Concurrently, in 1993, Suarez completed a master’s degree in public policy studies and urban affairs at the University of Chicago. His studies led him to write his first book, The Old Neighborhood: What We Lost in the Great Suburban Migration: 1966-1999, published in 1999.

A Publishers Weekly review of the book comments that, “in a lively guided tour of America’s once mighty, now imperiled urban neighborhoods, Suarez...searches for clues to ‘the great suburban migration’ of the past 30 years. Using his formidable skills as a radio producer, Suarez seeks out the person in the street as he steers through the desolate inner-city neighborhoods of Chicago, by a new housing development in Cleveland or past a derelict public schoolyard in Washington, D.C. Amid ample evidence of the larger, structural issues fueling ‘white flight’…his interviews with longtime urban residents add specificity and character to the great urban debate.”

Now, Suarez scrutinizes American political and social life, foreign policy, and international affairs as a senior correspondent for PBS’s The NewsHour with Jim Lehrer. His guests have included Secretary of State Condoleezza Rice, British novelist V.S. Naipaul, and International Atomic Energy Agency Director General Mohamed El Baradei.

In 2004, Suarez contributed essays on life in the nation’s capitol to the weekly BBC Radio program State of the Union. Since 2005, he has anchored America Abroad, a monthly foreign affairs program on Public Radio International, discussing current affairs such as North Korea’s nuclear weapons program, the Israeli-Palestinian conflict, and United States-China relations.

His career-long trajectory from New York to Washington, D.C., where The NewsHour is headquartered, has included stopovers in Great Britain, where he covered the Troubles in Ireland and the reelection of Margaret Thatcher; in Rome, where he reported on the attempted assassination of the Pope; and back to his hometown as a news producer for ABC Radio.

In his latest book, The Holy Vote: The Politics of Faith in America (2006), Suarez analyzes the role of organized religion in American political life and examines the ideological and political polarization of secular and religious America.

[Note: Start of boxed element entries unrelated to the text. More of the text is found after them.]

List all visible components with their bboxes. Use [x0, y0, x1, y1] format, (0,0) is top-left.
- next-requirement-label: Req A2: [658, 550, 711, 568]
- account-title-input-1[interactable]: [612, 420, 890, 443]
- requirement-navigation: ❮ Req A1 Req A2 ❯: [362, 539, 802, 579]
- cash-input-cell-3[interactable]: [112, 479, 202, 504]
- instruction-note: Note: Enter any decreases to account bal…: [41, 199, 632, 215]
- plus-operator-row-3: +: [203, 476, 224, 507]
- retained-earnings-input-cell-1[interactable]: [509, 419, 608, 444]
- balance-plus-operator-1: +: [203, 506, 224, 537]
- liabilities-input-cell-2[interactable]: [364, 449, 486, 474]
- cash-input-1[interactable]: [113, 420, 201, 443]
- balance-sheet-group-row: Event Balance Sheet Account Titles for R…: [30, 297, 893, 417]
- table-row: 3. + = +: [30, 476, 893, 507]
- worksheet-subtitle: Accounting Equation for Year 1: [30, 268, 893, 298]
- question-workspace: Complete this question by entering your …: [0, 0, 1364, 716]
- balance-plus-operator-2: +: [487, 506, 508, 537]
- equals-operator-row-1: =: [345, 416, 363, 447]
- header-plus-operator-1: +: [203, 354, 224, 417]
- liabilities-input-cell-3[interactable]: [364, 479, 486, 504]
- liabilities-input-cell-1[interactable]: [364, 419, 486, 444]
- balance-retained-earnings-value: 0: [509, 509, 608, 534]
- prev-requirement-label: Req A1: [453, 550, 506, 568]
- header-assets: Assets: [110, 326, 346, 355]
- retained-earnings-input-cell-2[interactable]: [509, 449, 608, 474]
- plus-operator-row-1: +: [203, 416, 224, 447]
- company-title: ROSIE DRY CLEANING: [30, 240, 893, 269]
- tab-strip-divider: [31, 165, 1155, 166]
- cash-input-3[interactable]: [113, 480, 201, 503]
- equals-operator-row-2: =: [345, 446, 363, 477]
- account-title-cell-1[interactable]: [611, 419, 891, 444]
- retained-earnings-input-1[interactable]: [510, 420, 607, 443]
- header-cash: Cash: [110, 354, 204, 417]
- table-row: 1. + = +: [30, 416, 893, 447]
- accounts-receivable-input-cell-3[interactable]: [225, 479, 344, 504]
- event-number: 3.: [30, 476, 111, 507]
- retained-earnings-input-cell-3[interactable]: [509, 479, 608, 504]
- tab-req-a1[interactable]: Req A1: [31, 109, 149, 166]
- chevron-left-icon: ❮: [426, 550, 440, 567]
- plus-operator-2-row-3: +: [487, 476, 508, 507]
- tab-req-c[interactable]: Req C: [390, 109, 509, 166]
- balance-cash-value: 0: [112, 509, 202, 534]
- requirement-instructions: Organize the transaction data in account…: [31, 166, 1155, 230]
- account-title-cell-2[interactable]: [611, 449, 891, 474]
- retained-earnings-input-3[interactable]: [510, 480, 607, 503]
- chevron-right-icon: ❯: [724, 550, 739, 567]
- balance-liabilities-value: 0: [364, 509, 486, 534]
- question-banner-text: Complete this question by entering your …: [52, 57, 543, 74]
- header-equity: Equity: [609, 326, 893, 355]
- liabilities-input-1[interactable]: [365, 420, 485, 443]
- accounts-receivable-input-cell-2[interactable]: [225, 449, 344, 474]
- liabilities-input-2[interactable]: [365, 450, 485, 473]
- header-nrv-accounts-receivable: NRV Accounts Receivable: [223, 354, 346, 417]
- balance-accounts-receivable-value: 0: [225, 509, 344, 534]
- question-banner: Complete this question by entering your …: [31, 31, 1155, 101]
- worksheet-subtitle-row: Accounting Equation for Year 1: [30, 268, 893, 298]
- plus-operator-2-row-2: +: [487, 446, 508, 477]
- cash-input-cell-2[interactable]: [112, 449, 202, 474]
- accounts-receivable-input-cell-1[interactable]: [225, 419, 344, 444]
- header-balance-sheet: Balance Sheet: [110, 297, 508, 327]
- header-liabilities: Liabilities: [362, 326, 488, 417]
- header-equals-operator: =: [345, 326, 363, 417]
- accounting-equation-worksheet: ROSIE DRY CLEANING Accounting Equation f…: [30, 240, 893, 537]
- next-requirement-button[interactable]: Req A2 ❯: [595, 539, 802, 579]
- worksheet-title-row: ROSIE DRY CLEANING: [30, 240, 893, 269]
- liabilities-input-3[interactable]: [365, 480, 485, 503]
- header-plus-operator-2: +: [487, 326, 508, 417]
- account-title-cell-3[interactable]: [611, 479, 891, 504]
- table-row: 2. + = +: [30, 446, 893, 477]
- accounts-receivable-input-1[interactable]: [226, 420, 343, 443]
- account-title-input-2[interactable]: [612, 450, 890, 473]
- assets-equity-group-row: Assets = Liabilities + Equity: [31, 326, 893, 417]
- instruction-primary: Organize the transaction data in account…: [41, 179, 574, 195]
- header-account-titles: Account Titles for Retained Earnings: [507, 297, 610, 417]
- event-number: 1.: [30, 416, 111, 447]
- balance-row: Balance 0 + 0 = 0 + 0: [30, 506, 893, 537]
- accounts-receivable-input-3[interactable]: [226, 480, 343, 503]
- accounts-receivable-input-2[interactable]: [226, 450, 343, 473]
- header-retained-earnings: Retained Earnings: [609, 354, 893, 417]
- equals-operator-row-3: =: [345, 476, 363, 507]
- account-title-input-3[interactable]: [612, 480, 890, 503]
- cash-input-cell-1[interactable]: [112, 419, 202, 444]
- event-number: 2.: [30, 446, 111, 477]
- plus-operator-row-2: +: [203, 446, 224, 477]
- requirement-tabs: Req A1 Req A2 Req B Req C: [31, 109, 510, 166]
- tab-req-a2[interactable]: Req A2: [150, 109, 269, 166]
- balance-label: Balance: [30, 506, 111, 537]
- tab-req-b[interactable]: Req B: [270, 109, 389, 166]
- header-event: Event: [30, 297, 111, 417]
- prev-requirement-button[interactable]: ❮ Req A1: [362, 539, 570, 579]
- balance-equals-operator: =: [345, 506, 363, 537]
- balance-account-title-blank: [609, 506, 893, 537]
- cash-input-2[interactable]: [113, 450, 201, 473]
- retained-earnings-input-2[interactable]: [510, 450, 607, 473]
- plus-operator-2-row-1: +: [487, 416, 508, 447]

“We can’t get American religion out of politics, or politics out of religion,” he writes in The Holy Vote. “It’s too late for that. It would be like trying to get the sugar out of a cup of coffee. But finding a way these two behemoth institutions in American life can coexist, while respecting the convictions of believers and protecting the rights of nonbelievers and those who disagree, is the riddle we must solve.”

With the emergence of Muslim and Mormon politicians in the United States, where politics has long been dominated by Protestant Christians, reporters face new challenges in covering elections, Suarez believes. “I think we’re about to embark on 12 or 14 or 16 months where a lot of middle-of-the-road Americans are going to find out about what Mormons do believe,” Suarez said in a March 2007 interview with Texas Monthly Talks, the Austin-based public television discussion series, hosted by the editor of Texas Monthly magazine. “And reporters are going to have to walk this unusual line of asking the kinds of questions that they didn’t have to ask…other people.”

In his September 2006 Washington Post review of The Holy Vote, Alan Wolfe emphasized the continued importance of Suarez’s style of journalism. “Sometimes, as happened when Cronkite questioned the war in Vietnam, we need journalists to tell us what our leaders and even our religious figures have difficulty saying,” Wolfe wrote. "By writing with passion and clarity about our holy wars, Suarez, one of our best journalists, may have given us a Cronkite moment of his own.”

Suzanne Krause is a second-semester graduate student in NYU’s joint journalism and French Studies program.